Mr Al Kaabi said there was no need for international human-rights bodies to have observed the proceedings. "There are 148 associations dealing with human rights issues in the UAE, which are enough to ensure that the right of the detainees are protected. I don't think we need outside monitoring," he said.
"The judges allowed every detainee the chance to speak for themselves with total freedom and without any criticism," said Jamila Al Hamli, an association board member who also monitored the trial.
The association said it would continue to monitor the imprisonment of those who were convicted and ensure their rights were not infringed upon, "Our job doesn't stop with the verdict, it is ongoing," Mr Al Kaabi said.
Ali Salem Al Qaishi, head of the association's committee on prisoner and detainee protection and one of the four monitors, said that they had not received any complaints of abuse or torture from the accused during the trial.
"From our own monitoring we saw no signs of abuse and no complaints were made to us. But a number of them did say in court that they were tortured, and we immediately raised the need for an investigation on the matter, which was conducted, but we have not yet received the results of the investigation."
Asked about photographs that are said to show signs of torture of the detainees, Mr Al Qaishi said that was impossible. "If we can't take photographs and none of the detainees have access to a camera, where did they get photographs to publish?"
The association said they received more than 20 complaints from the families of the accused, but none of them were about the trial.
"The complaints were about longer visitation times, which we were able to get for them. We also ensured that their salaries were still being paid throughout their detainment, that was also a major complaint," said Mr Al Kaabi.
"This trial rocked the Emirati community, the Emirati people are very down to earth and I hope that this will be the last of such cases."

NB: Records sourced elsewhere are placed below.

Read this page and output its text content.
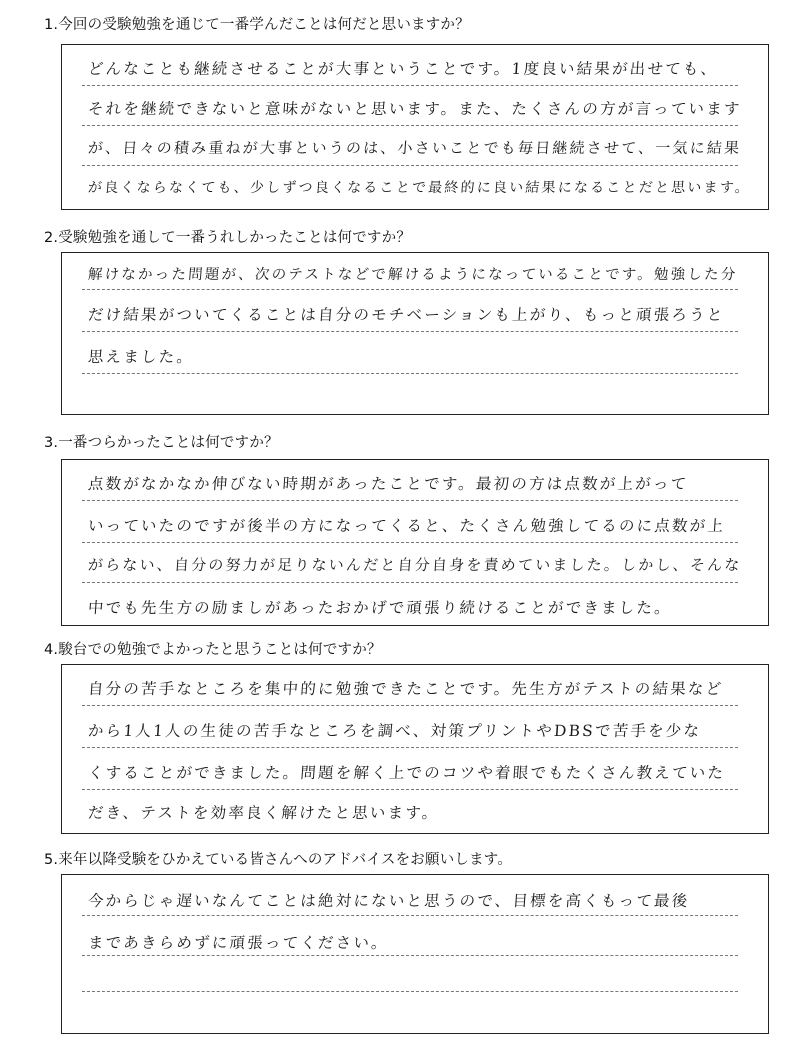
1.今回の受験勉強を通じて一番学んだことは何だと思いますか？
どんなことも継続させることが大事ということです。1度良い結果が出せても、
それを継続できないと意味がないと思います。また、たくさんの方が言っています
が、日々の積み重ねが大事というのは、小さいことでも毎日継続させて、一気に結果
が良くならなくても、少しずつ良くなることで最終的に良い結果になることだと思います。
2.受験勉強を通して一番うれしかったことは何ですか？
解けなかった問題が、次のテストなどで解けるようになっていることです。勉強した分
だけ結果がついてくることは自分のモチベーションも上がり、もっと頑張ろうと
思えました。
3.一番つらかったことは何ですか？
点数がなかなか伸びない時期があったことです。最初の方は点数が上がって
いっていたのですが後半の方になってくると、たくさん勉強してるのに点数が上
がらない、自分の努力が足りないんだと自分自身を責めていました。しかし、そんな
中でも先生方の励ましがあったおかげで頑張り続けることができました。
4.駿台での勉強でよかったと思うことは何ですか？
自分の苦手なところを集中的に勉強できたことです。先生方がテストの結果など
から1人1人の生徒の苦手なところを調べ、対策プリントやDBSで苦手を少な
くすることができました。問題を解く上でのコツや着眼でもたくさん教えていた
だき、テストを効率良く解けたと思います。
5.来年以降受験をひかえている皆さんへのアドバイスをお願いします。
今からじゃ遅いなんてことは絶対にないと思うので、目標を高くもって最後
まであきらめずに頑張ってください。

Ms Al Hamli said the association would also monitor the 25 people who were acquitted. "As per the UAE law they are entitled to return to their jobs without suffering any penalties," she said. "I want to tell everyone to respect those acquitted as well as those convicted. The UAE is a young country and these cases are new to us and we have to show them that they are still part of our society."
"They are our friends and families. They made mistakes and are now making amends, we will ensure their safety," said Mr Al Kaabi.
Mr Al Kaabi said it was too soon to think about whether the association would present a letter to the President, Sheikh Khalifa, to ask for leniency for those convicted.